Reid's Run of Destruction
Now that Reid finds himself in the minority, he pretends to want to get along.
Outgoing Senate Majority Leader Harry Reid (D-NV) broke character after the wave Republican election victory with a conciliatory statement to Sen. Mitch McConnell (R-KY), who will be the new sheriff in town come January. Reid said, “I’d like to congratulate Sen. McConnell, who will be the new Senate majority leader. The message from voters is clear: They want us to work together.” Oh, now let’s get along.
Reid’s plea for comity after his iron-fisted rule is laughable to the point of tears. As for his take on the message voters sent, well, he was going to put whatever spin on it he needed to save face.
The real message from the voters on Tuesday was that Americans are fed up with Democrats’ big-government experiment. After six years of Obama in the White House and eight years of Reid’s mob controlling the Senate, it’s abundantly clear that leftist government doesn’t work. Of course, the cold, hard facts of history have proved this time and again, but people have to learn at their own pace.
Reid’s statement does not in any way indicate we will now see a kinder, gentler man from Nevada. At age 75, this lifetime politician has always had a reputation for being rude and downright miserable. Being humiliated on such a historic scope is unlikely to teach this old dog new tricks.
Since assuming the leadership when Democrats took the Senate in 2006, Reid almost singlehandedly poisoned what was once an august governing body. The Senate was designed by the Founders to be a deliberative chamber, where slow, reasoned debate and special rules and measures would counterbalance the simple majority rule of the House. Senators didn’t lose power simply by being in the minority. Procedure would keep the machinery of republican government humming, but at a reasonable pace to keep the majority party from running roughshod over the country and jamming an unsupported agenda down the nation’s collective throat.
With the full support of Barack Obama, Reid set out to change all that.
Reid’s single biggest destructive act was evoking the so-called nuclear option – eliminating the filibuster from Senate voting procedures for most nominations. Upset at Republicans blocking activist liberal judicial nominees, Reid yanked the filibuster out of the rulebook in November 2013 in order to get Obama’s nominees a series of up-and-down votes. McConnell likened the action to Obama’s famous lie about ObamaCare: “[Reid] might just as well have said, ‘If you like the rules of the Senate, you can keep them.’”
The hypocrisy was astounding, and it wasn’t lost on midterm voters. In 2005, Senate Democrats, then in the minority, brought the chamber to a standstill to block a number of George W. Bush’s judicial nominees. When talk of the nuclear option surfaced at the time, then-Sen. Barack Obama said, “The talk of the ‘nuclear option’ is more about power than fairness.” Then-Sen. Joe Biden added, “The nuclear option is ultimately an example of the arrogance of power.” What a difference being in the majority can have on your view of fairness and power.
It’s unclear if McConnell will restore the filibuster – especially when many Senate Republicans are eager to give Reid a dose of his own medicine. Sen. Orin Hatch (R-UT), who called Reid a “pathetic majority leader,” wrote, “To restore the [filibuster] rule now, after Mr. Obama has installed his controversial judges, would cement a part of some double standard: when Democrats controlled the White House and Senate, judicial nominations need only 50 votes; but when Republicans control both, judicial nominees require 60 votes, allowing Democratic minorities to block Republican nominations.” Hatch declared that now is no time to “unilaterally disarm.”
Reid has personally insulted Republicans in front of reporters, baselessly accused them of corruption, and buried hundreds of perfectly good bills that came from the House simply because they were Republican bills. His one-man war against the Koch brothers was another sign of just how vindictive Reid can be – to the point of assaulting First Amendment rights.
Reid’s office is confident he will be elected minority leader for the next congressional term. He did receive public support from Senate Democrat leadership and many members, but that was before Tuesday’s pounding.

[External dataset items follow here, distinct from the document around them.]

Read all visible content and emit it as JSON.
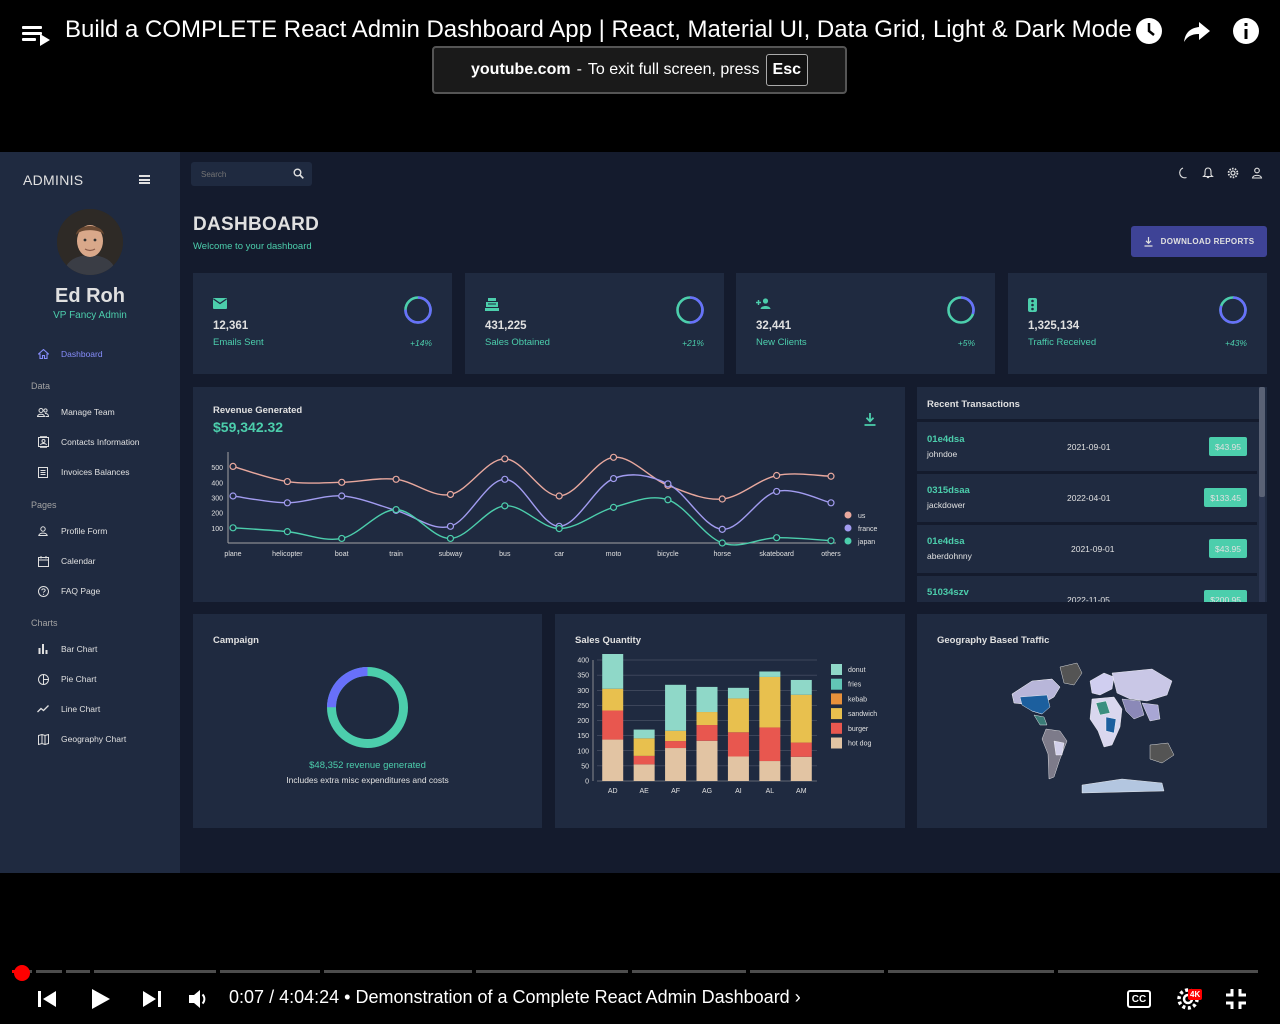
{
  "youtube": {
    "video_title": "Build a COMPLETE React Admin Dashboard App | React, Material UI, Data Grid, Light & Dark Mode",
    "fullscreen_notice": {
      "site": "youtube.com",
      "separator": "-",
      "message": "To exit full screen, press",
      "key": "Esc"
    },
    "time_current": "0:07",
    "time_total": "4:04:24",
    "chapter": "Demonstration of a Complete React Admin Dashboard",
    "quality_badge": "4K",
    "cc_label": "CC",
    "progress": 0.0005
  },
  "sidebar": {
    "brand": "ADMINIS",
    "user_name": "Ed Roh",
    "user_role": "VP Fancy Admin",
    "items": [
      {
        "label": "Dashboard",
        "icon": "home-icon",
        "active": true
      },
      {
        "section": "Data"
      },
      {
        "label": "Manage Team",
        "icon": "people-icon"
      },
      {
        "label": "Contacts Information",
        "icon": "contacts-icon"
      },
      {
        "label": "Invoices Balances",
        "icon": "receipt-icon"
      },
      {
        "section": "Pages"
      },
      {
        "label": "Profile Form",
        "icon": "person-icon"
      },
      {
        "label": "Calendar",
        "icon": "calendar-icon"
      },
      {
        "label": "FAQ Page",
        "icon": "help-icon"
      },
      {
        "section": "Charts"
      },
      {
        "label": "Bar Chart",
        "icon": "bar-chart-icon"
      },
      {
        "label": "Pie Chart",
        "icon": "pie-chart-icon"
      },
      {
        "label": "Line Chart",
        "icon": "timeline-icon"
      },
      {
        "label": "Geography Chart",
        "icon": "map-icon"
      }
    ]
  },
  "topbar": {
    "search_placeholder": "Search",
    "icons": [
      "dark-mode-icon",
      "notifications-icon",
      "settings-icon",
      "person-icon"
    ]
  },
  "header": {
    "title": "DASHBOARD",
    "subtitle": "Welcome to your dashboard",
    "download_label": "DOWNLOAD REPORTS"
  },
  "stats": [
    {
      "value": "12,361",
      "label": "Emails Sent",
      "increase": "+14%",
      "progress": 0.75,
      "icon": "email-icon"
    },
    {
      "value": "431,225",
      "label": "Sales Obtained",
      "increase": "+21%",
      "progress": 0.5,
      "icon": "point-of-sale-icon"
    },
    {
      "value": "32,441",
      "label": "New Clients",
      "increase": "+5%",
      "progress": 0.3,
      "icon": "person-add-icon"
    },
    {
      "value": "1,325,134",
      "label": "Traffic Received",
      "increase": "+43%",
      "progress": 0.8,
      "icon": "traffic-icon"
    }
  ],
  "revenue": {
    "title": "Revenue Generated",
    "value": "$59,342.32"
  },
  "transactions": {
    "title": "Recent Transactions",
    "rows": [
      {
        "id": "01e4dsa",
        "user": "johndoe",
        "date": "2021-09-01",
        "cost": "$43.95"
      },
      {
        "id": "0315dsaa",
        "user": "jackdower",
        "date": "2022-04-01",
        "cost": "$133.45"
      },
      {
        "id": "01e4dsa",
        "user": "aberdohnny",
        "date": "2021-09-01",
        "cost": "$43.95"
      },
      {
        "id": "51034szv",
        "user": "",
        "date": "2022-11-05",
        "cost": "$200.95"
      }
    ]
  },
  "campaign": {
    "title": "Campaign",
    "revenue_text": "$48,352 revenue generated",
    "note": "Includes extra misc expenditures and costs",
    "progress": 0.75
  },
  "sales": {
    "title": "Sales Quantity"
  },
  "geo": {
    "title": "Geography Based Traffic"
  },
  "colors": {
    "background": "#141b2d",
    "panel": "#1f2a40",
    "accent_green": "#4cceac",
    "accent_blue": "#6870fa",
    "button": "#3e4396"
  },
  "chart_data": [
    {
      "type": "line",
      "title": "Revenue Generated",
      "categories": [
        "plane",
        "helicopter",
        "boat",
        "train",
        "subway",
        "bus",
        "car",
        "moto",
        "bicycle",
        "horse",
        "skateboard",
        "others"
      ],
      "yticks": [
        100,
        200,
        300,
        400,
        500
      ],
      "ylim": [
        0,
        600
      ],
      "legend": "right",
      "series": [
        {
          "name": "us",
          "color": "#e8a89e",
          "values": [
            505,
            405,
            400,
            420,
            320,
            555,
            310,
            565,
            380,
            290,
            445,
            440
          ]
        },
        {
          "name": "france",
          "color": "#a29cf0",
          "values": [
            310,
            265,
            310,
            215,
            110,
            420,
            110,
            425,
            390,
            90,
            340,
            265
          ]
        },
        {
          "name": "japan",
          "color": "#4cceac",
          "values": [
            100,
            75,
            30,
            220,
            30,
            245,
            95,
            235,
            285,
            0,
            35,
            15
          ]
        }
      ]
    },
    {
      "type": "bar",
      "stacked": true,
      "title": "Sales Quantity",
      "categories": [
        "AD",
        "AE",
        "AF",
        "AG",
        "AI",
        "AL",
        "AM"
      ],
      "yticks": [
        0,
        50,
        100,
        150,
        200,
        250,
        300,
        350,
        400
      ],
      "ylim": [
        0,
        400
      ],
      "legend": "right",
      "series": [
        {
          "name": "hot dog",
          "color": "#e2c4a3",
          "values": [
            137,
            55,
            109,
            133,
            81,
            66,
            80
          ]
        },
        {
          "name": "burger",
          "color": "#e8574f",
          "values": [
            96,
            28,
            23,
            52,
            80,
            111,
            47
          ]
        },
        {
          "name": "sandwich",
          "color": "#e8c04e",
          "values": [
            72,
            58,
            34,
            43,
            112,
            167,
            158
          ]
        },
        {
          "name": "kebab",
          "color": "#e8913b",
          "values": [
            0,
            0,
            0,
            0,
            0,
            0,
            0
          ]
        },
        {
          "name": "fries",
          "color": "#62c6b6",
          "values": [
            0,
            0,
            0,
            0,
            0,
            0,
            0
          ]
        },
        {
          "name": "donut",
          "color": "#8fd8c8",
          "values": [
            140,
            29,
            152,
            83,
            35,
            18,
            49
          ]
        }
      ]
    }
  ]
}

He has fallen in line with many key Democrats in drumming up excuses for their losses – racist Americans, dumb Americans, poor voter turnout (lazy Americans), and so forth. At this point, though, no Democrat senator has come forward and publicly blamed Reid or challenged him for the leadership.

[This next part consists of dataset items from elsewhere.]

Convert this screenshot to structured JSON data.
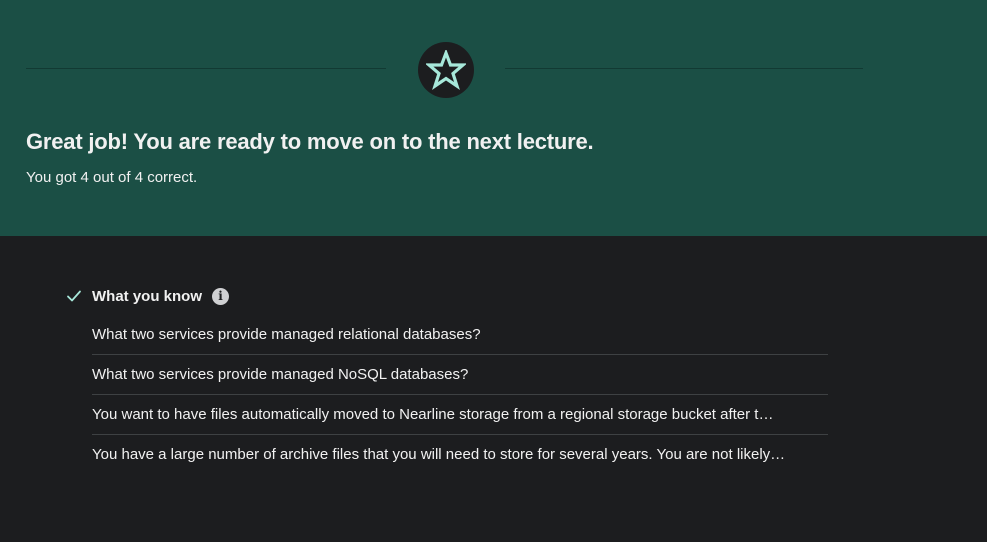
{
  "result": {
    "headline": "Great job! You are ready to move on to the next lecture.",
    "score_text": "You got 4 out of 4 correct."
  },
  "what_you_know": {
    "title": "What you know",
    "info_glyph": "i",
    "questions": [
      "What two services provide managed relational databases?",
      "What two services provide managed NoSQL databases?",
      "You want to have files automatically moved to Nearline storage from a regional storage bucket after t…",
      "You have a large number of archive files that you will need to store for several years. You are not likely…"
    ]
  },
  "colors": {
    "banner_bg": "#1b4f45",
    "page_bg": "#1c1d1f",
    "accent": "#a7e8da",
    "text": "#f1f1f1"
  },
  "icons": {
    "badge": "star-icon",
    "status": "check-icon",
    "info": "info-icon"
  }
}
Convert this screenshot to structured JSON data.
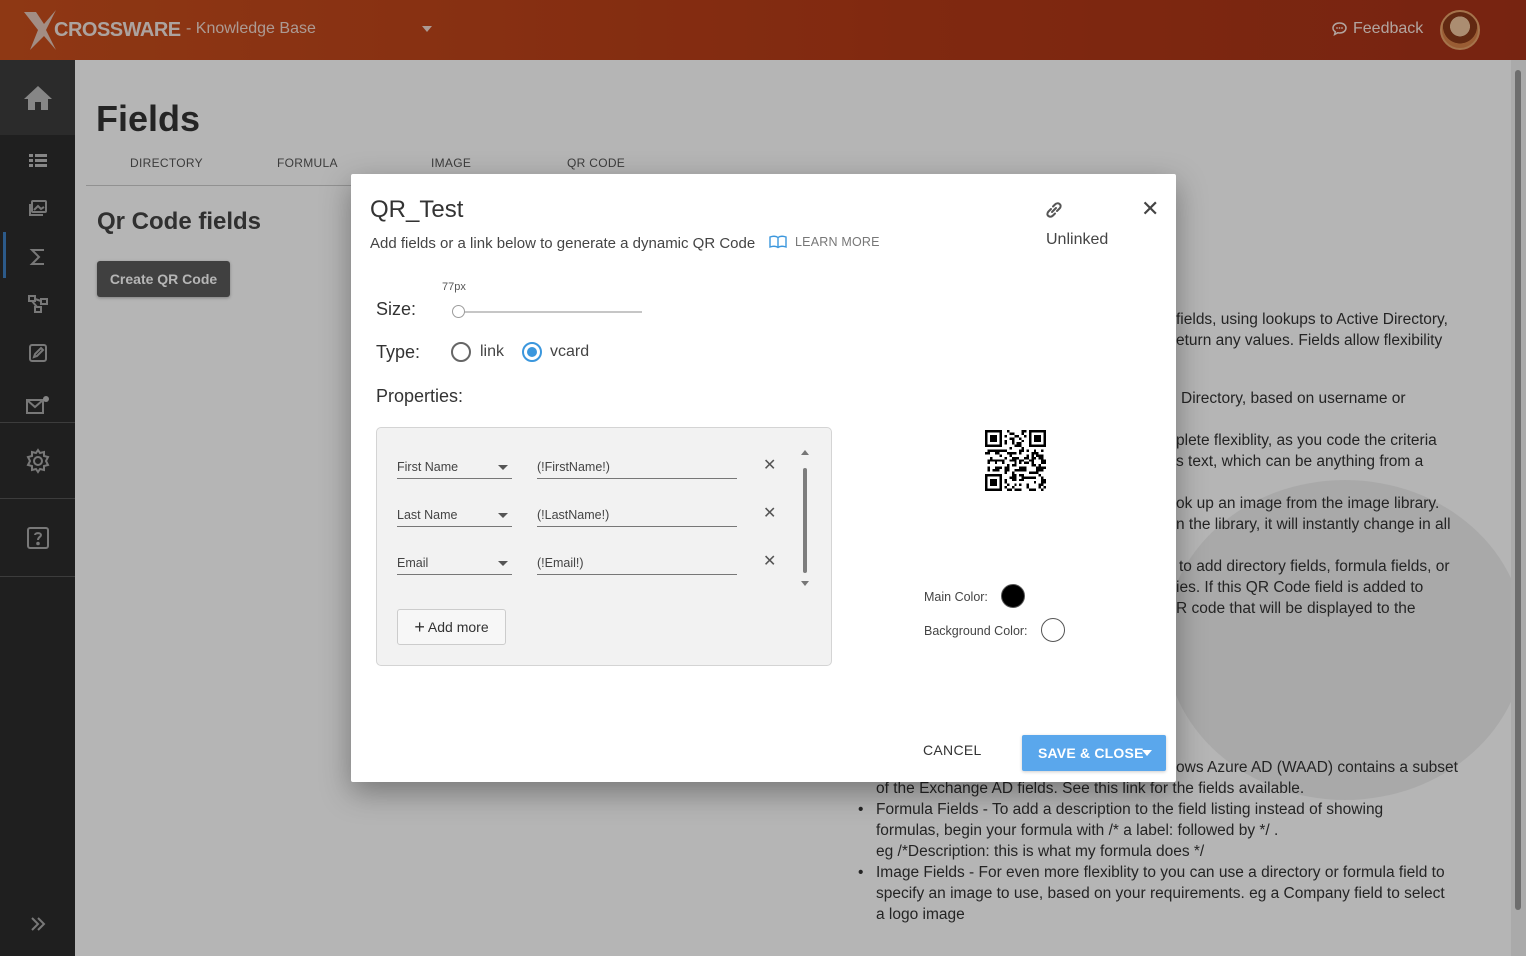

McConnell could put pressure on Dems to get rid of Reid by freezing them out of the committee process or squeezing them in other procedural ways; essentially falling back on tactics that Reid used with impunity. McConnell could lock things up until Dems get their house in order, but that could be a dangerous move. The Republicans won their big victory Tuesday not so much because they had broad public support, but because Democrats had completely squandered their own support. Any moves that smack of Reid-style politics could anger voters further. And there’s a White House to win in 2016.
For now, it looks like Reid might remain with us, but if he has to hold any position of power in the Senate, minority leader sure has a nice ring to it.